On parle souvent de l’ego comme d’une chose dont il serait souhaitable de se départir pour envisager le monde de manière plus collective et bienveillante. Il est vrai que les exemples ne manquent pas de dirigeants passés et actuels dont les egos sont décrits comme à l’origine de nombreuses dérives voire de déclins collectifs majeurs. Les dirigeants populistes en sont la parfaite illustration.
FINALEMENT QU’EST-CE QUE L’EGO ?
Sans entrer dans un débat philosophique qui n’est pas l’objet de ce propos, on pourrait le définir comme le besoin individuel d’exister et de se démarquer du collectif. En soi, cela n’a rien de problématiquedans la mesure où cela ne nuit pas à autrui.
A titre d’illustration, l’interview récente de Bernard Tapie sur TF1 est éloquente. Homme d’affaires polémique, amené de nombreuses fois devant la justice pour ses pratiques douteuses et une éthique discutable (ou en tous cas discutée), il a offert une merveilleuse leçon de vie en lien avec son combat contre la maladie. Il y énonce notamment la finalité universelle de toute personne : « arrêter de faire souffrir ceux qui sont autour de nous ». Serait-il arrivé à la conclusion que finalement son ego a pu le desservir et nuire à son entourage ?
L’ego peut en tous les cas être la cause de la très mauvaise performance de certains managers et dirigeants, car il mène à des décisions qui sont tournées vers soi, vers l’interne et non vers le client qu’il soit interne (collaborateur, fournisseurs) ou externe (clients).
Dans le cas d’un responsable des achats qui privilégie le fournisseur qui le flatte à travers des invitations dans de grands restaurants ou des propos valorisants, pensez-vous qu’il puisse contribuer durablement à la performance de l’entreprise, du collectif ?
PEUT-IL Y AVOIR PRISE DE RISQUE SANS EGO ?
A force de côtoyer des dirigeants d’entreprises privées et publiques de tous secteurs, une chose nous apparaît cependant clairement : difficile d’entreprendre sans ego.
L’ego de ce point de vue peut être vu comme un prérequis ou un vecteur de prise de risque. Comme si ce besoin d’exister de manière individuelle nous poussait à dépasser nos limites et bâtir collectivement. Apple est un bon exemple : l’égo réputé « surdimensionné » de Steve Jobs a permis de construire l’une des plus belles réussites de ces dernières décennies. L’ego peut ainsi se révéler comme un véritable créateur de valeur collective.
L’EGO : UNE IMAGE DE SOI… POUR QUI ?
L’ego : image que l’on souhaite se renvoyer à soi-même de ce que nous pensons idéalement devoir être.

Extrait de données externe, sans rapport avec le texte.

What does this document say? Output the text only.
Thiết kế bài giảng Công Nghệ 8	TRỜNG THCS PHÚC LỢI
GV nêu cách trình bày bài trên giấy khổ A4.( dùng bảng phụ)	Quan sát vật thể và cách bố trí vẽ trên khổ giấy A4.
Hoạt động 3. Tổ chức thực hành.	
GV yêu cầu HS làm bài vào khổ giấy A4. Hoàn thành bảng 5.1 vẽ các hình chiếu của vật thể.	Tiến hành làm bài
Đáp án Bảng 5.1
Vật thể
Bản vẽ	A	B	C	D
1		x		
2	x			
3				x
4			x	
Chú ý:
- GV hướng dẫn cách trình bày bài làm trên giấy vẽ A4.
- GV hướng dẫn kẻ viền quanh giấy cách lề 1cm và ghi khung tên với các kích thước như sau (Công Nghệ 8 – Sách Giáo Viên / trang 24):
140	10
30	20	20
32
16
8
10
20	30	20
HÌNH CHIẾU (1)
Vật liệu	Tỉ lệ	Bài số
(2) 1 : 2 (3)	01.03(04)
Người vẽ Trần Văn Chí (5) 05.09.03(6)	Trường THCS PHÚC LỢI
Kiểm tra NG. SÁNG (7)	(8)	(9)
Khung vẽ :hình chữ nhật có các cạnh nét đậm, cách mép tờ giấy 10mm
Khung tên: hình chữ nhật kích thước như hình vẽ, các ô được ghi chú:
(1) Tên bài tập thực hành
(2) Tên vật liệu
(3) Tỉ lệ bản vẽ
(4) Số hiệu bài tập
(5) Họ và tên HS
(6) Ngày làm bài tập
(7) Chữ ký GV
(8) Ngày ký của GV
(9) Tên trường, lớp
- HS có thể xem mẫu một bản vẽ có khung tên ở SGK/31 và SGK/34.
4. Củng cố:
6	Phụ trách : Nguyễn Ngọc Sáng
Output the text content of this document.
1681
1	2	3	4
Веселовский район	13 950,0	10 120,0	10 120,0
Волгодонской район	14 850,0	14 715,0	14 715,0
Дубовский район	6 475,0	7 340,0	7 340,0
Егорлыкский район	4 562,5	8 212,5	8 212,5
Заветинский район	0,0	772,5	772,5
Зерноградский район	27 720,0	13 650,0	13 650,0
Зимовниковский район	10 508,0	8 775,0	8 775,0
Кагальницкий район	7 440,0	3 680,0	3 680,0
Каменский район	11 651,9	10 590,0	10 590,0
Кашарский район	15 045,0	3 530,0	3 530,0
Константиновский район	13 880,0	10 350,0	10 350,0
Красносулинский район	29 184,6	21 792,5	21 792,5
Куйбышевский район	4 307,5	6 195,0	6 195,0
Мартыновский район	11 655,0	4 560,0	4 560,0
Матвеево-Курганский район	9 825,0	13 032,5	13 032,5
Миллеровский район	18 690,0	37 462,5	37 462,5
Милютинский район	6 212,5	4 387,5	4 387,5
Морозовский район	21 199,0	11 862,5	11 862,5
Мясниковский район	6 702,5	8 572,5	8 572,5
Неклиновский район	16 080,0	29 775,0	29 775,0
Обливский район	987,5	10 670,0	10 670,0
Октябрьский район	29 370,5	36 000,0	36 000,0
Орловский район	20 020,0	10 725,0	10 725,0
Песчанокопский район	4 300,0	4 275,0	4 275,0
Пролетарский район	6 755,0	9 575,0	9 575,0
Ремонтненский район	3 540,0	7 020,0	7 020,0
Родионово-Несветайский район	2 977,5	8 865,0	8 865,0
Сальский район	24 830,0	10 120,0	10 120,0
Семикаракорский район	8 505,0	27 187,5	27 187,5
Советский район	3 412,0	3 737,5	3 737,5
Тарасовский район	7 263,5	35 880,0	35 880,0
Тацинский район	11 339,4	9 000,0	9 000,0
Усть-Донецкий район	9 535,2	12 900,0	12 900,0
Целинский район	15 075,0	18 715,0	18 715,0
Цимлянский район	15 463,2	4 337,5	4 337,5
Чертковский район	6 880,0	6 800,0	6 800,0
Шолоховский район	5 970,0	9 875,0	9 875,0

Le problème n’est pas tant l’ego, que sa finalité. Jacques Salomé parle très justement de la tentation pour tout dirigeant de mettre l’organisation au service de son ego. Autrement dit l’individu et son ego deviennent la finalité du collectif.
Inversement, quand la cause de l’ego est noble et se tourne vers son environnement / son écosystème, alors l’ego devient un véritablelevier de transformation et de progrès collectif. Les grands noms de notre histoire en sont les meilleurs exemples. Auraient-ils pu accomplir leur œuvre sans un ego fort ?
L’EGO : UNE IMAGE DE SOI… AU SERVICE DE QUOI ?
Le combat devient dès lors non pas l’annihilation de l’ego (si tant est que ce soit possible), mais une connaissance et un développement de soi. Un dirigeant qui se connaît, qui a pu toucher du doigt sa fragilité, sa souffrance profonde, sera plus à même d’en faire une force et de se tourner vers le monde qui l’entoure avec bienveillance… en mettant son ego au service non pas de son narcissisme, mais d’une finalité noble qui le dépasse nécessairement (car transcendant les frontières de son être). C’est alors toute la force personnelle de l’ego qui devient un moteur de transformation constructif !
EN CONCLUSION, LA MATURITE DE L’EGO
Le dirigeant/manager d’exception ne serait-il pas celui qui a suffisamment de maturité et d’estime de lui-même pour ne pas avoir besoin de se construire une image, celui dont la force de l’ego est parvenu à un état de sérénité suffisant pour prendre des décisions dénuées d’autosatisfaction.
La confiance en soi est de ce point de vue indispensable, car elle permet de faire preuve de discernement sur ses qualités et ses défauts (autrement dit de faire preuve d’humilité) et d’avancer davantage avec les autres.
Il y a pour cela une clé fondamentale : rester ouvert et à l’écoute de l’autre, qui dérange parfois, mais fait grandir toujours.